Thursday 4 October 2012

The road is long...

…though winding turns are in short supply.

Here we are, on the balcony outside our room on the first real day. Cute couple, packed with youthful (*cough*) enthusiasm. It was time to trip up the road and check out Atos, the gym where we will be training on a daily basis.

This is the road outside our hotel. We’re looking happy, and in my case even a touch smug. Carlos had described the hotel as being about 1.4 miles away from the club, which makes it just around the corner in British terms.

Only there are no corners. Nope, it’s just a very long, six lane freeway. There are four ‘life-affirming’ (read ‘life-flashing-before-your-eyes’) crossings, if you choose to walk on the side with a pavement. The other option is a stretch of sand/weed/rock which reaffirms you are essentially moping around in the desert.

There are quite a few of these though. Also a deserted shopping mall where homeless people live in their vehicles. Over the days we’ve grown quite fond of the “car park of misery”.

So, to sum up, it’s about 92 degrees. Also, the gym is about 50 minutes away on foot. We are fast discovering that when Americans say “5 minutes away” they mean by car. The pavements are for decoration only and we soon notice folk giving us a wide berth when we approach. Presumably the logic goes that we must be too poor or crazy to be allowed an automobile.

Scorching heat + endless trudging along a motorway = dehydration and blisters. Boyfriend is looking a tad irritable at this point.

I once attended a personal development course where the leader made us rephrase the word “problem” to be “pro-blem”. For some reason, this was meant to help us see the issue as an opportunity to achieve and conquer.

Applied to the travel conundrum, let’s just say the following two things were more learning experiences.

1) Public transport. This is not London. You can’t just rock up at a bus stop, check the schedule, maybe even risk it and wait five minutes for one to arrive. Buses in San Diego run very infrequently (every hour and a half on a Saturday, not at all on a Sunday). That’s a lot of waiting at the bus stop. A quick glance around the fellow passengers onboard confirms middle-class America doesn’t use this as a way of getting around.

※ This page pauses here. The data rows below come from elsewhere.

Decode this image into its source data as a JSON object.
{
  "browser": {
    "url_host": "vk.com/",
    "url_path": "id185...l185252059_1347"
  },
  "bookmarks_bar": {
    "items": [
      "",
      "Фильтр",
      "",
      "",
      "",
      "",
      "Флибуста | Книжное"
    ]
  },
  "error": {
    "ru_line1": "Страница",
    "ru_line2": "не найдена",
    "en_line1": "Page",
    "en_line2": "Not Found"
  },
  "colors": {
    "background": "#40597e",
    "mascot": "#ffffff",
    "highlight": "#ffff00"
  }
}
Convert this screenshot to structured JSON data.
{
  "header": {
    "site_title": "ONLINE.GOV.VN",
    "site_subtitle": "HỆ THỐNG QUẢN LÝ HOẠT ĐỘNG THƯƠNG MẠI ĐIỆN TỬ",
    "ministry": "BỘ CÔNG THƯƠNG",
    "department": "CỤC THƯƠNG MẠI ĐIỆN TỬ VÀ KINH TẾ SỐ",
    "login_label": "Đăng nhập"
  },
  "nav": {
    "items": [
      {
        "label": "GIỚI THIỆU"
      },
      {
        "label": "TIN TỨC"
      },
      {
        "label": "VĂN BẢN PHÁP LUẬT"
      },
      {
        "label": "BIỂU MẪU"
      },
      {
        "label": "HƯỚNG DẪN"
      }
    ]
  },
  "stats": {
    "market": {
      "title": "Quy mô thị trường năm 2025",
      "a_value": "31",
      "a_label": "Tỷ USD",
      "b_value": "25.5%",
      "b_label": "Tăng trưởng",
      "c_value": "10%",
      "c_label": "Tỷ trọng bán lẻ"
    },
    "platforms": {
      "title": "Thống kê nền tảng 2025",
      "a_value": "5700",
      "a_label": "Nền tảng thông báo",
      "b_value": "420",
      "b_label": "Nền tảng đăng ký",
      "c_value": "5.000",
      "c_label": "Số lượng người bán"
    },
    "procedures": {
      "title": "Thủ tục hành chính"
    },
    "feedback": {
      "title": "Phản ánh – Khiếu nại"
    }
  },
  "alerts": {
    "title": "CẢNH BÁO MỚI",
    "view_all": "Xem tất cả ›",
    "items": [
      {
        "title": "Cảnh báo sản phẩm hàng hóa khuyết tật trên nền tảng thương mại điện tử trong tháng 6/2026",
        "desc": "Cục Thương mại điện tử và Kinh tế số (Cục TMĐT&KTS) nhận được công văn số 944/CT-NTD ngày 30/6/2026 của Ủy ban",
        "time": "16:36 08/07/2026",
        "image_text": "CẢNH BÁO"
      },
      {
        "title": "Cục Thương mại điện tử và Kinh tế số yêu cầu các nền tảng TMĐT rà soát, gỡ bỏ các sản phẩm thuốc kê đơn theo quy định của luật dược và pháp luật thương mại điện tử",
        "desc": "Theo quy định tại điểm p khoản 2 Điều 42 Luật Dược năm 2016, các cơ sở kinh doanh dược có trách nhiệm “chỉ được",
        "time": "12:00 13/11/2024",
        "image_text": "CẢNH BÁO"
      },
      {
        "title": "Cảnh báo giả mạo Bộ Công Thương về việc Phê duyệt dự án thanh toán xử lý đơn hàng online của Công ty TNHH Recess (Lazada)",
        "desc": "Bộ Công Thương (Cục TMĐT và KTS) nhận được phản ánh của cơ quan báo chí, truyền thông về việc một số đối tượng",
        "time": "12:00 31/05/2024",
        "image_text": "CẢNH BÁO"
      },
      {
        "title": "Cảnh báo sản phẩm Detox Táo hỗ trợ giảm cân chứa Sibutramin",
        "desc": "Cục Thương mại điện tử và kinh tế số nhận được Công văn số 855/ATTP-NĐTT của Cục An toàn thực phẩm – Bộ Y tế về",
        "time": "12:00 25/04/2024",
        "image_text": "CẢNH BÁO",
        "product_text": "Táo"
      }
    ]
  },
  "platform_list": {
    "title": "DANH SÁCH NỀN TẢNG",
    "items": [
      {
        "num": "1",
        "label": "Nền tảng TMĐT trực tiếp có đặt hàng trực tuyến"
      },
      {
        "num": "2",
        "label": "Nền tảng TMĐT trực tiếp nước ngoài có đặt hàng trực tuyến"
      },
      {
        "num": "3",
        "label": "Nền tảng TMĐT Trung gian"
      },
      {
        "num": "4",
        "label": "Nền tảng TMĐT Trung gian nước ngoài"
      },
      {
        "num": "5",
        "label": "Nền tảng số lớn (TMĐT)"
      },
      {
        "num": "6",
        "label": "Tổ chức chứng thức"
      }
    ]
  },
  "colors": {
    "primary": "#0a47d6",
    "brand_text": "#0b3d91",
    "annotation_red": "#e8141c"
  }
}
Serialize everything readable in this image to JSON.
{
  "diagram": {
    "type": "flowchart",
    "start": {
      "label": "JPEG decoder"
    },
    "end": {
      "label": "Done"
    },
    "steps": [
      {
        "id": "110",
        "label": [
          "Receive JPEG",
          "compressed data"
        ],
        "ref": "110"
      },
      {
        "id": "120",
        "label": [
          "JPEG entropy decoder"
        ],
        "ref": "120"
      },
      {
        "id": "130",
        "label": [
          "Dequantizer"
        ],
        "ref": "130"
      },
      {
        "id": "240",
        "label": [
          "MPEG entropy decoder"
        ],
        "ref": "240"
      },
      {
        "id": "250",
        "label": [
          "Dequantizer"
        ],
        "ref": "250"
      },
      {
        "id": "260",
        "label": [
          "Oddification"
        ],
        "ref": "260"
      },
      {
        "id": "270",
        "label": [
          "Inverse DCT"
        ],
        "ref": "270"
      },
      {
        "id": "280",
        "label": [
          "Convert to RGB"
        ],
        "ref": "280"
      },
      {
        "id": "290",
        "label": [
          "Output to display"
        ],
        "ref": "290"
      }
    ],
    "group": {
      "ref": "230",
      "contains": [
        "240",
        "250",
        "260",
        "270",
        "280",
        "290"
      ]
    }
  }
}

2) The search for the elusive ‘Jamba Juice’ store. Before we came to California, I was prone to evangelical outbursts about this smoothie outlet. I’d sampled a few in New York back in 2010 and saw it as a perfect addition to our new-and-improved healthy lifestyle. Day three saw us hiking up and down the freeway in search of the outlet we’d spotted a day previous. After an hour of “maybe it’s in this next mall” we decided it had been a collective and heat-infused mirage.

Look how stupidly happy I am when we found one a few days later though.